O ministro Alexandre de Moraes, do Supremo Tribunal Federal (STF), negou o pedido da defesa de Jair Bolsonaro (PL) que solicitava a prisão domiciliar do ex-presidente. Em decisão publicada nesta quinta-feira (1º), o ministro afirmou que a defesa não apresentou elementos novos que justificassem a reversão das decisões anteriores.
Moraes destacou a “total ausência dos requisitos legais para a concessão de prisão domiciliar”, citando também “reiterados descumprimentos das medidas cautelares diversas da prisão e atos concretos visando à fuga, inclusive com dolosa destruição da tornozeleira eletrônica”. Segundo a decisão, após receber alta hospitalar, Bolsonaro deve retornar ao cumprimento da pena na Superintendência da Polícia Federal em Brasília.
A defesa havia feito um novo pedido na quarta-feira (31), alegando as intervenções cirúrgicas recentes e uma atualização do quadro de saúde do ex-presidente. Bolsonaro passou por uma cirurgia de hérnia inguinal e procedimentos para conter crises de soluços persistentes.
Contudo, na decisão, Moraes argumentou que, diferentemente do alegado pela defesa, não houve agravamento da saúde, mas sim um quadro clínico de melhora dos desconfortos após as cirurgias eletivas, conforme apontado no laudo dos próprios médicos de Bolsonaro.

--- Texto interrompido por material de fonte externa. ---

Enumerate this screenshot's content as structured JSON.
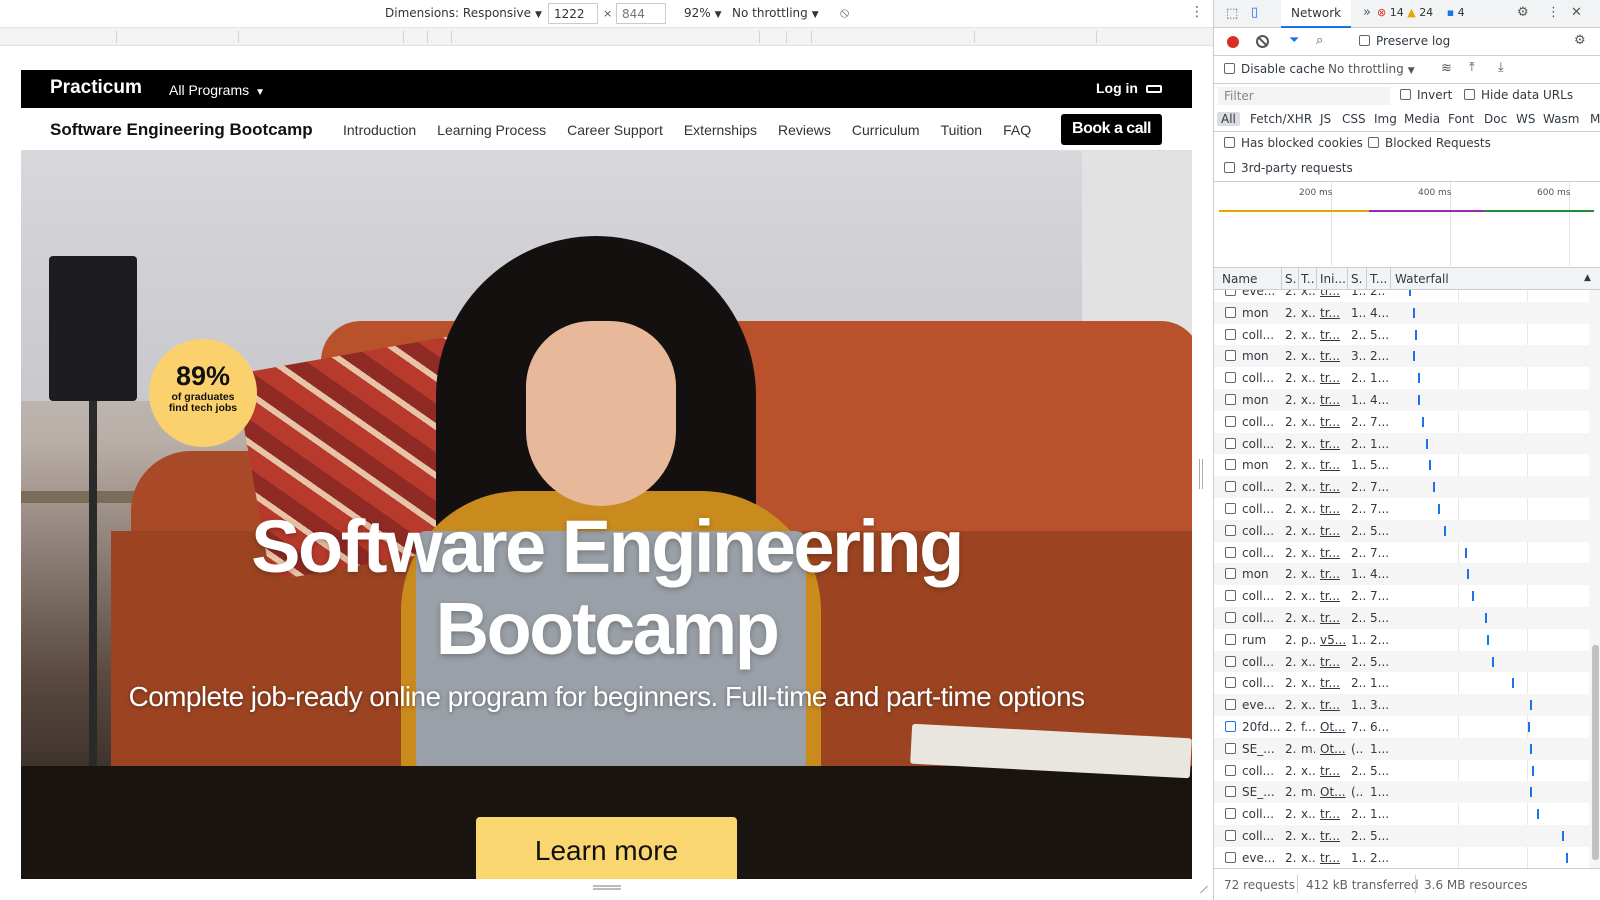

O ministro também ressaltou que todas as prescrições médicas necessárias podem ser integralmente realizadas na Superintendência da PF, onde há plantão médico 24 horas por dia e foi autorizado o acesso integral de seus médicos pessoais, fisioterapeuta e entrega de comida feita pela família.
Bolsonaro está internado desde 24 de dezembro no hospital DF Star, em Brasília. Após a cirurgia de hérnia, a equipe médica realizou bloqueios do nervo frênico (esquerdo e direito) e uma cirurgia de reforço para conter os soluços. Na quarta-feira (31), uma endoscopia constatou a persistência de esofagite e gastrite. Os médicos informaram que a previsão de alta para esta quinta-feira (1º) se mantém e que o ex-presidente está tomando antidepressivos.